Another worker explained that he had been given two strikes: One because his taxi broke down on the way to work, making him five minutes late; and another because he had to ask for a day off to care for his ill father. Later, a colleague explained that when overtime is offered you have to take it because if you decline you will be sacked.
Kieron commented: “It’s relentless. If somebody stops working for 5 or 10 minutes it will come up on the system. We know everything about that person. We can track everything that person is doing. Where he is in the warehouse and whether he’s hitting target or not and his down time as well.
“It does get to people. People are stressed. People feel under pressure to perform. It is a very simple job picking, and yet people are suffering from stress.”
Boohoo hires many of its workers through Tailored Recruitment Services but also recruits its own permanent staff. Those who are agency workers are receiving the worst treatment, the investigation demonstrated.
This comes after similar practices have been uncovered at retailers across the UK, including Sports Direct, JD Sports, Amazon and Asos. The Institute of Employment Rights argues that such exploitation has been allowed to get out of hand by changes to Labour Law that favour employers over workers. Anti-trade union legislation has made it more difficult for unions to negotiate for fair wages and conditions in workplaces, while agency staff are legally defined as “workers” with fewer basic working rights than permanent staff (“employees”), which encourages employers to take on agency workers and evade laws against such things as unfair dismissal.
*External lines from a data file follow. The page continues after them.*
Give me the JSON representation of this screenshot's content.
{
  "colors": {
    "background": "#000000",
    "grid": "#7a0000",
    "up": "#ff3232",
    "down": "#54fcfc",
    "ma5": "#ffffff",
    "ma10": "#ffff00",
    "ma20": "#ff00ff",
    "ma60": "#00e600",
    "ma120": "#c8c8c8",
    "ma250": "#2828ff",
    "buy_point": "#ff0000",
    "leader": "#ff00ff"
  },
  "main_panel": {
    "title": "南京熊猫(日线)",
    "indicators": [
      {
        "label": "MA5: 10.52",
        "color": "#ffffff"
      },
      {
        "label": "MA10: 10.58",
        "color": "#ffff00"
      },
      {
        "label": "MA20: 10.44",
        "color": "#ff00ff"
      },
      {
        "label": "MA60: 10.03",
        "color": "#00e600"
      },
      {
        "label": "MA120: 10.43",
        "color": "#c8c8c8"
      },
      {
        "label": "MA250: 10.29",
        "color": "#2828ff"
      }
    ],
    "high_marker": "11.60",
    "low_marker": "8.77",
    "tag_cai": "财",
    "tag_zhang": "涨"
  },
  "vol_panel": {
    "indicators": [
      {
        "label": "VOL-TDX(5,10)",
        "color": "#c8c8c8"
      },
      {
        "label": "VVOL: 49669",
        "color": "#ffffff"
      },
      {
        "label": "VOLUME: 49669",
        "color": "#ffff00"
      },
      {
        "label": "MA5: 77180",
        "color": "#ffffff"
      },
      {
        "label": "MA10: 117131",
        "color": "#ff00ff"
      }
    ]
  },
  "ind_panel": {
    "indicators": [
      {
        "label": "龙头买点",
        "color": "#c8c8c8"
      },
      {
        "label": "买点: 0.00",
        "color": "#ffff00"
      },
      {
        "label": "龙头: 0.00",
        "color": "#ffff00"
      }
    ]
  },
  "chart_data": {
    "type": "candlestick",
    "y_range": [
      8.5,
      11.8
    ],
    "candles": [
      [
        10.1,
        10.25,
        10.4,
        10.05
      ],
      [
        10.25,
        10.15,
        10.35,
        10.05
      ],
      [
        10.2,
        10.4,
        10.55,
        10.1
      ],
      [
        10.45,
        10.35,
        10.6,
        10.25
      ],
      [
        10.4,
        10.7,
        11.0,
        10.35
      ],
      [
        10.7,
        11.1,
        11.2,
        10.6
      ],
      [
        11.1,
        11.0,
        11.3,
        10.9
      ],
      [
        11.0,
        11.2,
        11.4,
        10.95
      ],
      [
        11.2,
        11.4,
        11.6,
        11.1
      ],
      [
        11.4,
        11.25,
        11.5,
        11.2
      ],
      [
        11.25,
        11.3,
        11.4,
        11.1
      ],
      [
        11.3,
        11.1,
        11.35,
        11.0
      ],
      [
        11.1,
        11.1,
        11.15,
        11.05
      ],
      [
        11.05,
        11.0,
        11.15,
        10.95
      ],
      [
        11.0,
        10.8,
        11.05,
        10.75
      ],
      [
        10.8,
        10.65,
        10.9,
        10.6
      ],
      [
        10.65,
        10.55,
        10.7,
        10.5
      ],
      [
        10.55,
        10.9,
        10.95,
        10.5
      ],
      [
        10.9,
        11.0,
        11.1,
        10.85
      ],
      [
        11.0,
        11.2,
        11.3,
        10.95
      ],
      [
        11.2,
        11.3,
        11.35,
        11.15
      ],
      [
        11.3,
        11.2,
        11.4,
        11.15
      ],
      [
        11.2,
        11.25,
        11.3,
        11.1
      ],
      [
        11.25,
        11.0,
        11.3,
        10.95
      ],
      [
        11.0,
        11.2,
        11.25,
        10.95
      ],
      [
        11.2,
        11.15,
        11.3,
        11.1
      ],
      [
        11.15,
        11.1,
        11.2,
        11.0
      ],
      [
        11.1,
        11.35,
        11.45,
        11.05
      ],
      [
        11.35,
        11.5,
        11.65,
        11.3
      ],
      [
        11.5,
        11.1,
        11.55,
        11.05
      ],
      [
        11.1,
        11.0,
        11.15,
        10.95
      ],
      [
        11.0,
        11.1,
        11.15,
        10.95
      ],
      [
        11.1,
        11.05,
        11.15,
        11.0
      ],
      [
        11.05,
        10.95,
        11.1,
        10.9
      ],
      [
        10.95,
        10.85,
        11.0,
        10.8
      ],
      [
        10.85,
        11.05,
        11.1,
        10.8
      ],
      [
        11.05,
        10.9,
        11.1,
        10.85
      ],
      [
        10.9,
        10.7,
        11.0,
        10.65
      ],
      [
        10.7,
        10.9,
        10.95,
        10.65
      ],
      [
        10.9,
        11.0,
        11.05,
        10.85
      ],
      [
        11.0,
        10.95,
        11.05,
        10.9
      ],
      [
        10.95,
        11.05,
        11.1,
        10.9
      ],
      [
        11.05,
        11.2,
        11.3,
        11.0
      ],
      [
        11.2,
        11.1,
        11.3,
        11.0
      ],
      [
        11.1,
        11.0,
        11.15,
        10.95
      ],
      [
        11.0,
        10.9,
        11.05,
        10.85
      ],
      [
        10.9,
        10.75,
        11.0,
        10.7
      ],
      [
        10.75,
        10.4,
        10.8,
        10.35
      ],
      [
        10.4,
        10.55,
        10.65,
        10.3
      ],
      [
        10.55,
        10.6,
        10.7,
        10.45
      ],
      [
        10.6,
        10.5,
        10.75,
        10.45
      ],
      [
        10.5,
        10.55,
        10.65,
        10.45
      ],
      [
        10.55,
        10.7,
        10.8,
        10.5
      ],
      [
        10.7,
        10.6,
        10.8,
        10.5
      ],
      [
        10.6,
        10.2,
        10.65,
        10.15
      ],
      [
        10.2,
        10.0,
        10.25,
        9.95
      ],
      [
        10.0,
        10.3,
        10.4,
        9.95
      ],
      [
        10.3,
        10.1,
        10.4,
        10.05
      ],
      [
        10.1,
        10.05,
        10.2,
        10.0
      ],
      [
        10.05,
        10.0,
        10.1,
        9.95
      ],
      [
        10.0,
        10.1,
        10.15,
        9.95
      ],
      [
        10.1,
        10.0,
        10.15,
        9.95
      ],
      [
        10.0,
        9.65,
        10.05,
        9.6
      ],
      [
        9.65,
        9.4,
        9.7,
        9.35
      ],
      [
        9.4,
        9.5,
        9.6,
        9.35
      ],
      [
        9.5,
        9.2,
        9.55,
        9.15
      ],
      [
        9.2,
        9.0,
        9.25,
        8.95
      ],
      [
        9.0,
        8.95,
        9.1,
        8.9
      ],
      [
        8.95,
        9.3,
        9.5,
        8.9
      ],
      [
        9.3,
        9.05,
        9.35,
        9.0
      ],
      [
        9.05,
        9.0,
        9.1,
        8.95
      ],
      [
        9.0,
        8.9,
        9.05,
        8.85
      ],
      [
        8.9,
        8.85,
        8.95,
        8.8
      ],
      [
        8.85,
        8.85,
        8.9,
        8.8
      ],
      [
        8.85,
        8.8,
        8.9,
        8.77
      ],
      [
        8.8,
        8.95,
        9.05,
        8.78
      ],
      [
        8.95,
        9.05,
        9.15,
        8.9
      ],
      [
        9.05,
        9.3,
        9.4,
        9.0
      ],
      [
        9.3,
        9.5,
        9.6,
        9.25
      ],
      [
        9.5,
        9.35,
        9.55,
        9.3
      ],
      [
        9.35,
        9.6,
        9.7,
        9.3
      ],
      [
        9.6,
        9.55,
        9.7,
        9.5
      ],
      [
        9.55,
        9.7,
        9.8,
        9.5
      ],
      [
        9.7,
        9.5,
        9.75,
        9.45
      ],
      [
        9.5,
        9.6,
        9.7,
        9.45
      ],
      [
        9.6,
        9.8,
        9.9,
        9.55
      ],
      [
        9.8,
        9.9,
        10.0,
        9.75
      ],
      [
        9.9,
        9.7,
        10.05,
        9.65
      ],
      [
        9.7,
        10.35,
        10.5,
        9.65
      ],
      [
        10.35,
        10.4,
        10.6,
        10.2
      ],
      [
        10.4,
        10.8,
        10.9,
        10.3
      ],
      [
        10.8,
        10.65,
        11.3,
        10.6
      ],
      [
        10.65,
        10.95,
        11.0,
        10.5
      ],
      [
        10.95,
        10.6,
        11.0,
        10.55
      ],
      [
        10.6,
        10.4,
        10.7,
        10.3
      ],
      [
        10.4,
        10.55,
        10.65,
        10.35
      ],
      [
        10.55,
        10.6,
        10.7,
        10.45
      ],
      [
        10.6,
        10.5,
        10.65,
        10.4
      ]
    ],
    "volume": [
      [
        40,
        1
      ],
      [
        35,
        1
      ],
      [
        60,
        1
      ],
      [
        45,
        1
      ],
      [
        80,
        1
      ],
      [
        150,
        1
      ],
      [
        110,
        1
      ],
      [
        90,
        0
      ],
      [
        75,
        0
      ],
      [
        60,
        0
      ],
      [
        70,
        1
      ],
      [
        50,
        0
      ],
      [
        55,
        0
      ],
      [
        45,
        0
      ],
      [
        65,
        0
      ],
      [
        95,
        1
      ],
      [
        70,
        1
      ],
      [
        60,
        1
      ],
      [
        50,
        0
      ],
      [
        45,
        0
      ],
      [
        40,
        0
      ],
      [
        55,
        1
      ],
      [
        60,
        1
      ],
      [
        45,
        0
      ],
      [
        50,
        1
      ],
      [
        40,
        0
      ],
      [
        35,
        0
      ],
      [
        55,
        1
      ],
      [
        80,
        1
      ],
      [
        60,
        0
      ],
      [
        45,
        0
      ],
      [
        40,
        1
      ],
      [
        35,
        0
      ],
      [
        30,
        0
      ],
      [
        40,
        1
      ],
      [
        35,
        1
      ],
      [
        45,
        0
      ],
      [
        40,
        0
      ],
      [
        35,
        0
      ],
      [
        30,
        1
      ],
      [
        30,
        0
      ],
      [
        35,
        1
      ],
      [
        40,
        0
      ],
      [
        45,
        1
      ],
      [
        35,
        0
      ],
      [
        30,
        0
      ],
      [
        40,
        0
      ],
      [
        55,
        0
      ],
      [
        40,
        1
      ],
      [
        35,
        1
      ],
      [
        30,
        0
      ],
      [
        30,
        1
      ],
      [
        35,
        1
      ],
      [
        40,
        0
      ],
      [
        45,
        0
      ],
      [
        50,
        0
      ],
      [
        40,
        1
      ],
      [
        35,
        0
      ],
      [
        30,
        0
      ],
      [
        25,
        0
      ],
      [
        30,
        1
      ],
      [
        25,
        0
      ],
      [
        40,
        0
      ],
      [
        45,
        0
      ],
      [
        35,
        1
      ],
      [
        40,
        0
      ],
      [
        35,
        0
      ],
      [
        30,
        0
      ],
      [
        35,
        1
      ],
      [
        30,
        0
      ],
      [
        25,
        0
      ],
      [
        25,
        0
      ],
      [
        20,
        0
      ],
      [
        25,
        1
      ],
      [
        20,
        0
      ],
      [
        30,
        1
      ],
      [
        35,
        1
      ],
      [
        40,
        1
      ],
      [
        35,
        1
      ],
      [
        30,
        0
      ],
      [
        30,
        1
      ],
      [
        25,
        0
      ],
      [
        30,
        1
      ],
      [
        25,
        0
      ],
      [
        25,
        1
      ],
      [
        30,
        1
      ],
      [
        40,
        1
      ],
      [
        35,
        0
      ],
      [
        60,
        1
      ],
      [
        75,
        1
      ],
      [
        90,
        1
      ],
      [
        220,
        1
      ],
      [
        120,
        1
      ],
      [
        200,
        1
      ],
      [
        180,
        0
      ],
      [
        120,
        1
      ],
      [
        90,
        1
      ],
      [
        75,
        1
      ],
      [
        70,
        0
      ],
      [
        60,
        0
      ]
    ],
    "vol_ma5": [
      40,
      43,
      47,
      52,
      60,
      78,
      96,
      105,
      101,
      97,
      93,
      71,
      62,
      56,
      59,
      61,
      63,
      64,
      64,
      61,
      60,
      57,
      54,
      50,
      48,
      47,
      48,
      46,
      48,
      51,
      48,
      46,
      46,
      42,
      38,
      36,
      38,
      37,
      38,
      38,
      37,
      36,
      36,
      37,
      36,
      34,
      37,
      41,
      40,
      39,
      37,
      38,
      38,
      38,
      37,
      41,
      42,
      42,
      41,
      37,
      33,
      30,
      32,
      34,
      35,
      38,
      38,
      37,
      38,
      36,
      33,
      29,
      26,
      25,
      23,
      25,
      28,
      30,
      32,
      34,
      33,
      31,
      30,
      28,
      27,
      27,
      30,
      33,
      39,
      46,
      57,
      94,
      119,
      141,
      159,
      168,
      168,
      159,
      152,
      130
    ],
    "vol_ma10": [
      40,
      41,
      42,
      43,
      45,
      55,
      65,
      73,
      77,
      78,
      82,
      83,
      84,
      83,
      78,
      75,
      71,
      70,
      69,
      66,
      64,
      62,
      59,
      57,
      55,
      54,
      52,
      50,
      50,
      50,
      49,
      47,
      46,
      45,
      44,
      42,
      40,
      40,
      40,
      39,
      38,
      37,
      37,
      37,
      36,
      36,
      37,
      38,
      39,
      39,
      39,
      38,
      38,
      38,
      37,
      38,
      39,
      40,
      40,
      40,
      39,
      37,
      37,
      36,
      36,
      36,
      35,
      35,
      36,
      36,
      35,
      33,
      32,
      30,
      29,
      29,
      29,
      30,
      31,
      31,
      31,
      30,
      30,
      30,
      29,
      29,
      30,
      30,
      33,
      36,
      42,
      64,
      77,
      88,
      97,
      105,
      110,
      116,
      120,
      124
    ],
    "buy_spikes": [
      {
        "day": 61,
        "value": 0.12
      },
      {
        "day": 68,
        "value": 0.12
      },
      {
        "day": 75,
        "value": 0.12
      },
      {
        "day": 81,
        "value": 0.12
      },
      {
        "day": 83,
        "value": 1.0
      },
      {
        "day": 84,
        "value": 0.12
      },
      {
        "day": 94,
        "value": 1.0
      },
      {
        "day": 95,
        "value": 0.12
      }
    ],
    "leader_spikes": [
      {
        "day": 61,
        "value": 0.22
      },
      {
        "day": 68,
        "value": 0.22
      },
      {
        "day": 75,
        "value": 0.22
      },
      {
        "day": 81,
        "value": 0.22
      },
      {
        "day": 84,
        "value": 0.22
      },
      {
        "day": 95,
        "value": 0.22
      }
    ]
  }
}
In our Manifesto for Labour Law, we argue that there should only be one universal employment status for all people in employment and that everyone should be eligible for the full suite of workers’ rights from Day One. In addition, we propose that negotiations between trade unions and employers are encouraged at sectoral and enterprise levels to help keep wages and conditions at a fair standard and provide a voice to workers who are currently forced to do whatever their employer tells them for fear of being dismissed.